Diverse natural products have been reported to be autophagy inducers, and many researchers are attempting to find novel therapeutic agents for the treatment of autophagy-defective diseases, including cancer, neurodegenerative diseases, and aging [29,30,251]. Thus, natural products can be applied to improve the embryo implantation rate in an autophagy-dependent manner. However, to date, only a few studies have focused on the topic of autophagy as a major mechanism underlying the improvement of embryo implantation, and thereby the treatment of female infertility by natural products. In addition, the present autophagy inducers showed limitations due to their low specificity, irregular distribution, and rapid clearance [59]. To encourage the development of novel drug candidates for treating autophagy-related female infertility, the following two strategies might be helpful. Formerly, natural product-based autophagy inducers could be structurally modified to enhance efficacy, specificity, bioavailability, and safety [252,253]. Nano-delivery of natural products might be an option to improve aqueous solubility, bioavailability, and distribution to specific tissues [59,254]. Several studies have shown that natural product-loaded nanoparticles, including the autophagy inducers resveratrol, quercetin, and curcumin are promising for the treatment of various diseases such as cancer, inflammation, and arthritis [255]. Toxicity concerns should be addressed before their clinical use in female infertility patients.

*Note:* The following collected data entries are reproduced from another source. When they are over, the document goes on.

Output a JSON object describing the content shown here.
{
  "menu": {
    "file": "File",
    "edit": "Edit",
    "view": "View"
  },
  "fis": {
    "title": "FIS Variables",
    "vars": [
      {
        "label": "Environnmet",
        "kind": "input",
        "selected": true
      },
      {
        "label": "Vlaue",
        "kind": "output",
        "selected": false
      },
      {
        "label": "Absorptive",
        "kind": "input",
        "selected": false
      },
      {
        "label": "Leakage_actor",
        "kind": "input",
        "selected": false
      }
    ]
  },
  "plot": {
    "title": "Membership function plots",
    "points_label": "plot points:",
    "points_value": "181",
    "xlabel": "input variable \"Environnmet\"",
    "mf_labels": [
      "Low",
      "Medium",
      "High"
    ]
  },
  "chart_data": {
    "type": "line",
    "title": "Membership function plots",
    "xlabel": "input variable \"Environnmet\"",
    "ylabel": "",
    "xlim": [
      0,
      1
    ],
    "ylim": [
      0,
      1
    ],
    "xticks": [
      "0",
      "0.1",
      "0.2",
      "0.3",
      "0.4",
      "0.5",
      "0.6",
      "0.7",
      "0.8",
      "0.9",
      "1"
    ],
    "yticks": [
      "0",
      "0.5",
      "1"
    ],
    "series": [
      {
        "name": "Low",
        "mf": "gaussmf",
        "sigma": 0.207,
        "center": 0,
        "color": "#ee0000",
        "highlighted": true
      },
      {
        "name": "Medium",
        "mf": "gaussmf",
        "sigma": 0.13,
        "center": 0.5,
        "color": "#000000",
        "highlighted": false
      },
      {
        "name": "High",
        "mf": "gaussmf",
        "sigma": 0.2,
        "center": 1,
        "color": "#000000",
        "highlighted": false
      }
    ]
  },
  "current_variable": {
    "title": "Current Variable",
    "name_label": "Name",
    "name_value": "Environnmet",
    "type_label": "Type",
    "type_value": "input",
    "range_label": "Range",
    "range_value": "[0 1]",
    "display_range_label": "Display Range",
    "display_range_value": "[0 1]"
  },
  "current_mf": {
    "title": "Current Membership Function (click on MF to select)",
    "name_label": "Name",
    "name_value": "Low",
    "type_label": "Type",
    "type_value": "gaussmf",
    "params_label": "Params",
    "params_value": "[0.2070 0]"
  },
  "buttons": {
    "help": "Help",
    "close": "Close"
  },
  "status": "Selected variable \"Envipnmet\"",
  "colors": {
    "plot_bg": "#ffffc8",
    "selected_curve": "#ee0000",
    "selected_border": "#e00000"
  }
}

There are several reasons for the limited scope of this review. First, the mechanism of embryo implantation is still largely unknown, particularly its relationship with autophagy. Second, there are not many pro-autophagic drug candidates that are safe for use in early pregnancy. Third, in vivo methods for monitoring autophagic flux have not been fully developed. Thus, these limitations should be addressed in future studies to elucidate the precise role of autophagy in embryo implantation and to identify potential candidates for treating female infertility from the perspective of endometrial receptivity and decidualization in early pregnancy.